Keeping the peace: stories of Australian peacekeepers - Police and other civilians
- Specialist Troops
- Police and other civilians
For a population already traumatised by war, dealing with armed soldiers may be quite intimidating. Civilian police, on the other hand, are experienced at dealing with the public face to face.
Australian police have served with a United Nations operation on Cyprus since 1964, after the island was wracked by conflict between its Greek and Turkish populations. Since the Turkish invasion of 1974, and the resulting partition of the island, the police role has been to maintain law and order in the buffer zone between the two sides. They also work with the local police, and assist members of both communities to live with a new and artificial boundary. Three Australian police have died in Cyprus.
In recent years, Australian police have served in other areas, most notably Cambodia, Mozambique, Haiti, Bougainville and East Timor.
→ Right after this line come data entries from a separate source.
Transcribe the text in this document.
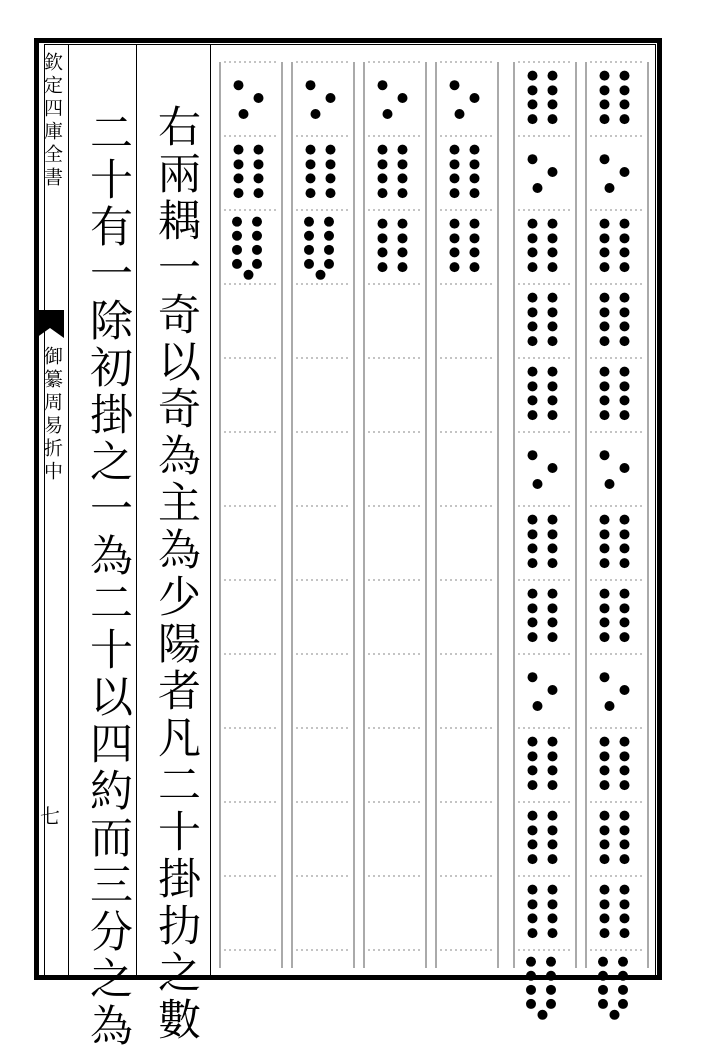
欽定四庫全書
御纂周易折中
七 右兩耦一奇以奇為主為少陽者凡二十掛扐之數
二十有一除初掛之一為二十以四約而三分之為
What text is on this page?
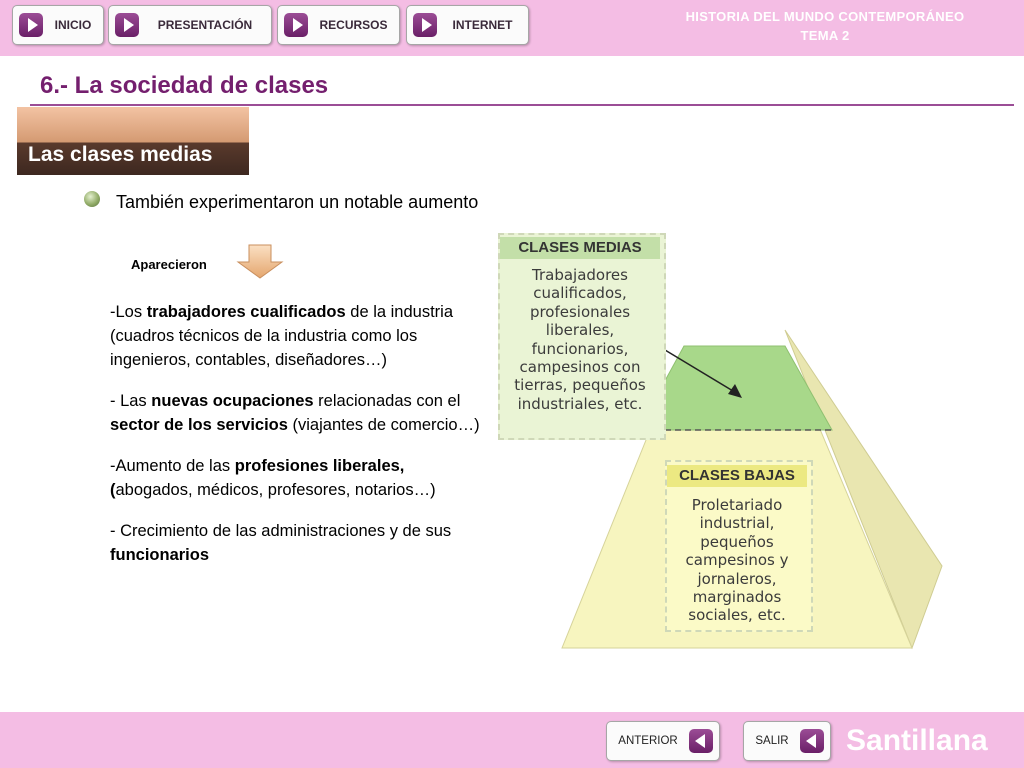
INICIO	PRESENTACIÓN	RECURSOS	INTERNET
HISTORIA DEL MUNDO CONTEMPORÁNEO
TEMA 2
6.- La sociedad de clases
Las clases medias
También experimentaron un notable aumento
Aparecieron

-Los trabajadores cualificados de la industria (cuadros técnicos de la industria como los ingenieros, contables, diseñadores…)

- Las nuevas ocupaciones relacionadas con el sector de los servicios (viajantes de comercio…)

-Aumento de las profesiones liberales, (abogados, médicos, profesores, notarios…)

- Crecimiento de las administraciones y de sus funcionarios

CLASES MEDIAS
Trabajadores cualificados, profesionales liberales, funcionarios, campesinos con tierras, pequeños industriales, etc.
CLASES BAJAS
Proletariado industrial, pequeños campesinos y jornaleros, marginados sociales, etc.
ANTERIOR	SALIR	Santillana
Working every day with the local people, they will often be closer to the community than military peacekeepers.
Other civilians also have a part to play; for example, the Australian Electoral Commission has contributed to several operations. Every peacekeeping operation includes civilian staff, some drawn from the United Nations bureaucracy, others hired locally.
Superintendents Bill Kirk and Barry Carpenter
In 1989 Bill Kirk and Barry Carpenter of the Australian Federal Police were among five civilian police working at Site 2, a giant Cambodian refugee camp just inside Thailand. Site 2 was a lawless seven square kilometres, with 200,000 inhabitants, divided into seven zones controlled by different factions.
Kirk, in consultation with the inhabitants, set out to write a unified law code, while Carpenter set up a legal system to allow courts to operate. They also supervised building of police stations, courts and a prison, and the training of police. Kirk went on to command Australian police in Cambodia. Carpenter stayed on until the last refugees had gone home, before leaving for Somalia.